Desde que comencé a observar a los militares bolivianos marchar cada 8 de octubre por la plaza principal de mi ciudad, atribuyéndose honores nacionalistas y odas histriónicas por haber abatido a Ernesto Che Guevara y a un puñado de hombres en Ñancahuazú en 1967, estos actos siempre me han parecido un descomunal ridículo. Frente a estos espectáculos, siento vergüenza ajena; mejor dicho, siento  vergüenza nacional por esta actitud cívica y chauvinista de las Fuerzas Armadas. Esta vergüenza no está mediatizada por una cuestión ideológica, sino por una ausencia de una ubicación histórica que hacen de esos actos no solamente estridentes, sino también grotescos.

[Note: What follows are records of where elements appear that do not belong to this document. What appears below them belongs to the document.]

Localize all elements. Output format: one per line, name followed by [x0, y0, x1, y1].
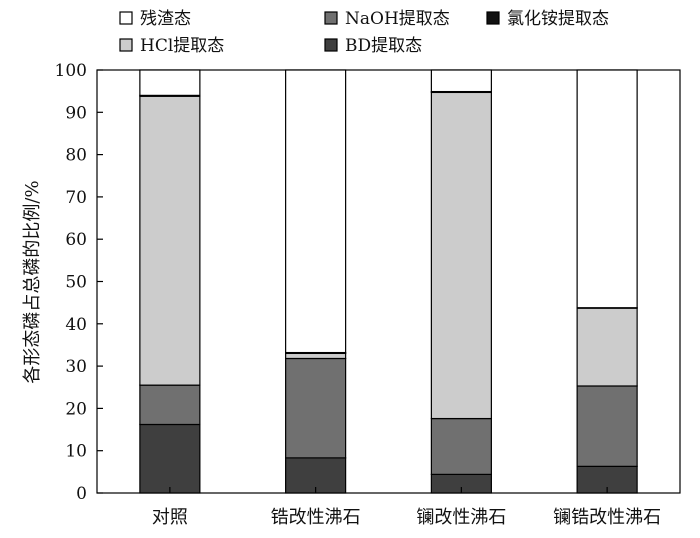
- bar-segment: [431, 419, 491, 475]
- bar-segment: [577, 386, 637, 466]
- x-category-label: 镧改性沸石: [416, 507, 506, 528]
- bar-segment: [286, 358, 346, 457]
- legend-swatch: [325, 39, 337, 51]
- y-axis-label: 各形态磷占总磷的比例/%: [22, 180, 43, 383]
- y-tick-label: 100: [55, 61, 87, 81]
- x-category-label: 对照: [152, 507, 188, 528]
- y-tick-label: 0: [76, 484, 87, 504]
- bar-segment: [431, 70, 491, 92]
- legend-label: 残渣态: [140, 9, 191, 29]
- plot-area: 0 10 20 30 40 50 60 70 80 90 100 对照 锆改性沸石 镧改性沸石 镧锆改性沸石: [55, 61, 680, 528]
- bar-segment: [577, 70, 637, 308]
- legend-swatch: [120, 39, 132, 51]
- legend-label: BD提取态: [345, 36, 422, 56]
- x-category-label: 镧锆改性沸石: [553, 507, 661, 528]
- y-tick-label: 30: [65, 357, 87, 377]
- y-tick-label: 90: [65, 103, 87, 123]
- legend: 残渣态 NaOH提取态 氯化铵提取态 HCl提取态 BD提取态: [120, 9, 609, 56]
- y-tick-label: 50: [65, 273, 87, 293]
- legend-swatch: [325, 12, 337, 24]
- legend-swatch: [120, 12, 132, 24]
- x-category-label: 锆改性沸石: [271, 507, 361, 528]
- bar-segment: [140, 70, 200, 95]
- bar-segment: [286, 70, 346, 353]
- bar-segment: [140, 424, 200, 493]
- legend-label: NaOH提取态: [345, 9, 450, 29]
- bar-segment: [431, 92, 491, 418]
- legend-label: HCl提取态: [140, 36, 224, 56]
- y-tick-label: 60: [65, 230, 87, 250]
- legend-swatch: [487, 12, 499, 24]
- bar-segment: [140, 96, 200, 385]
- y-tick-label: 70: [65, 188, 87, 208]
- y-tick-label: 20: [65, 399, 87, 419]
- y-tick-label: 10: [65, 442, 87, 462]
- y-tick-label: 40: [65, 315, 87, 335]
- bar-segment: [140, 385, 200, 424]
- y-tick-label: 80: [65, 146, 87, 166]
- bar-segment: [286, 353, 346, 358]
- bar-segment: [577, 308, 637, 386]
- legend-label: 氯化铵提取态: [507, 9, 609, 29]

¿Acaso uno debería jactarse del patriotismo de unas FFAA que asesinaron cobardemente al mítico guerrillero cubano-argentino cuando éste estaba reducido en su condición de prisionero y luego mintieron afirmando que habría muerto en un combate militar?, y que dicho sea de paso estaban deshonrosamente subordinadas a la Agencia Central de Inteligencia (CIA) norteamericana. Esa victoria militar sobre el Che es una victoria pírrica, por cuanto se asemeja al triunfo de Pirro, rey de Epiro, quien logró una victoria sobre los romanos con el costo de miles de sus hombres.

Hace pocos días, el presidente Evo Morales acertadamente decía: “Hemos derrotado al Che, (qué) vergüenza, quién derrotó al Che, deberían olvidarse de eso las Fuerzas Armadas”. El Che Guevara es una suerte de trofeo de guerra para los militares bolivianos, que lo utilizan para paliar su  escasez de victorias o para redimirse ante la historia. Por eso, esta “victoria” sobre la guerrilla de Ñancahuazú fue maximizada al punto de convertirla en toda una gesta heroica.

La obsesión por el Che se explica por el adoctrinamiento que recibían los militares en el contexto de la seguridad nacional durante los años 60 y 70, y en la que se concebía al comunismo como el enemigo principal al cual se debería aniquilar. Con la llegada del Che, esa visión ideológica se reforzó en el imaginario de los militares, cuyas resonancias incluso perduran hasta al presente. Al parecer, el Che, como si fuera Hamlet, hoy sigue atormentando y una forma de zanjar este espectro que ridiculiza a los militares es revisar el pasado castrense, en busca de hechos históricos que dignifiquen a los militares. Así por ejemplo, el presidente Morales recomendó recuperar el papel del Ejército de la Confederación Perú-Boliviana durante la presidencia de Andrés de Santa Cruz que evitó que Tarija se convierta en parte de “Argentina, en esa batalla los derrotaron”.

Respecto a la burda victoria de los militares sobre la guerrilla guevarista, sería más digno rescatar aquellas derrotas que connoten mayor heroísmo digno y patriotismo, como escribió en 1892 Vicente Ochoa, el primer biógrafo de Eduardo Abaroa: “Si el triunfo no es la gloria, la derrota no es la vergüenza”.

Los militares bolivianos necesitan revisar el pasado, para hallar sucesos heroicos, victorias y derrotas, que les permitan reconstruir una nueva narrativa histórica que privilegie la dignidad del militar boliviano. Esta nueva memoria histórica debería ser una fuente de renovados valores que sirvan para la construcción de un nuevo perfil del soldado boliviano, acorde con los tiempos de cambio que experimenta el país; y evitar así lo que decía Pirro al contemplar el resultado de su triunfo sobre los romanos: “Otra victoria como ésta y volveré solo a casa”.